Following the keynote lecture, Charlotte Stagg (Oxford University) introduced a session on “Plasticity and Change”. Yoshkazu Ugawa (Fukushima Medical University) showed how multi-pulse TMS can be used to change the excitability of the motor cortex, with the direction and extent of change depending on the temporal pattern of pulses, the experiments for which required chaining together up to eight Magstim TMS stimulators.   By contrast Antonio Oliviero (SESCAM, Spain) followed this talk with a much simper idea: holding a static magnet against the head. He showed that a static magnetic field can reduce motor cortex excitability, which is true whether the North or the South pole is held against the head. Finally Gabrielle Todd (University of South Australia) suggested ways to optimise the effect of TMS in inducing plasticity, with the important message that TMS effects are highly sensitive to parameters of the stimulation, such as stimulation intensity and temporal patterning,  and to the state of the brain at the time of the stimulation.

The final session of the meeting was introduced by Vince Walsh in a state of rising tension among the football fans; kick-off was due in the deciding match between Manchester United and Manchester City, with City needing the win to take the Premiership title from United.
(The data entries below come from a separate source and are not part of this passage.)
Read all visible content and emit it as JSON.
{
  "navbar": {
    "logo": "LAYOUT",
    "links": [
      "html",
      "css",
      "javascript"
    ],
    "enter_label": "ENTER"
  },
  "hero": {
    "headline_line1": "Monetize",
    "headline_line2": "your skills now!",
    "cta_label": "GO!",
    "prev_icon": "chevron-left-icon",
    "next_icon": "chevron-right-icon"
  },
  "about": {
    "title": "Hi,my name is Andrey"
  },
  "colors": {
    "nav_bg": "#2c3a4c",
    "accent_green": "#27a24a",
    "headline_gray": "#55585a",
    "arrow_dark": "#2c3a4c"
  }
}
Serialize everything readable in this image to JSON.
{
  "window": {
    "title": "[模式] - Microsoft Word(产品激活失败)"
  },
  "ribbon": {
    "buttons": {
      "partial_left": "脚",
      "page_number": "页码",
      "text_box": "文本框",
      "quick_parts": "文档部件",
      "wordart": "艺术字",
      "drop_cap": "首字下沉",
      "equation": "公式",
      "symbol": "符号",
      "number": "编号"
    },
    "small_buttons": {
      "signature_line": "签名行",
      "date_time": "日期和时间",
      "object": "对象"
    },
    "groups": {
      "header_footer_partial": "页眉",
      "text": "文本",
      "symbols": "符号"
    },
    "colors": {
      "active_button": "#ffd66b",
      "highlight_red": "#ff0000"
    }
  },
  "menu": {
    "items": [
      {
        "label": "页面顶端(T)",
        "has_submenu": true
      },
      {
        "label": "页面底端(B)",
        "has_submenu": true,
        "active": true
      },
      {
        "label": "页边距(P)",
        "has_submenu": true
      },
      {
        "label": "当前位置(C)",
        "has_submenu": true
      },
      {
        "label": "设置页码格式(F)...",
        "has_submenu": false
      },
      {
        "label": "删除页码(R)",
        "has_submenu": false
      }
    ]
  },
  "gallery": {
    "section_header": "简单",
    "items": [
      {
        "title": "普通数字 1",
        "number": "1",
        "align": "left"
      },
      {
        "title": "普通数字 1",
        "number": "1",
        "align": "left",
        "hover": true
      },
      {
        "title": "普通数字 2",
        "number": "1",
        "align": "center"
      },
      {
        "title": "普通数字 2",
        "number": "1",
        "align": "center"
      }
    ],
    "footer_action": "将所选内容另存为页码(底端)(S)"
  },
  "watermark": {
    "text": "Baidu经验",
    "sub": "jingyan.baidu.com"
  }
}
Fortunately the session on “Clinical Applications” lived up to its promise to engage the audience, with talks on the use of TMS in movement disorders (Mark Edwards, UCL) and emotional and cognitive disorders (Yuping Wang, Beijing; Ysbrand van der Werf, VU University Amsterdam). A final talk by Shirley Fecteau (Laval University) showed the potential of brain stimulation in treating addictive behaviour.

Conclusions

This was the sixth annual meeting on brain stimulation hosted by Magstim. In this time the meeting has become known for the high quality of its research presentations and for the relaxed feel of the poster sessions. Brain stimulation is a field where basic and applied research interacts fruitfully; this meeting has the feel of a place where things happen. We all left with notebooks full of new ideas. And City won with a last-minute goal.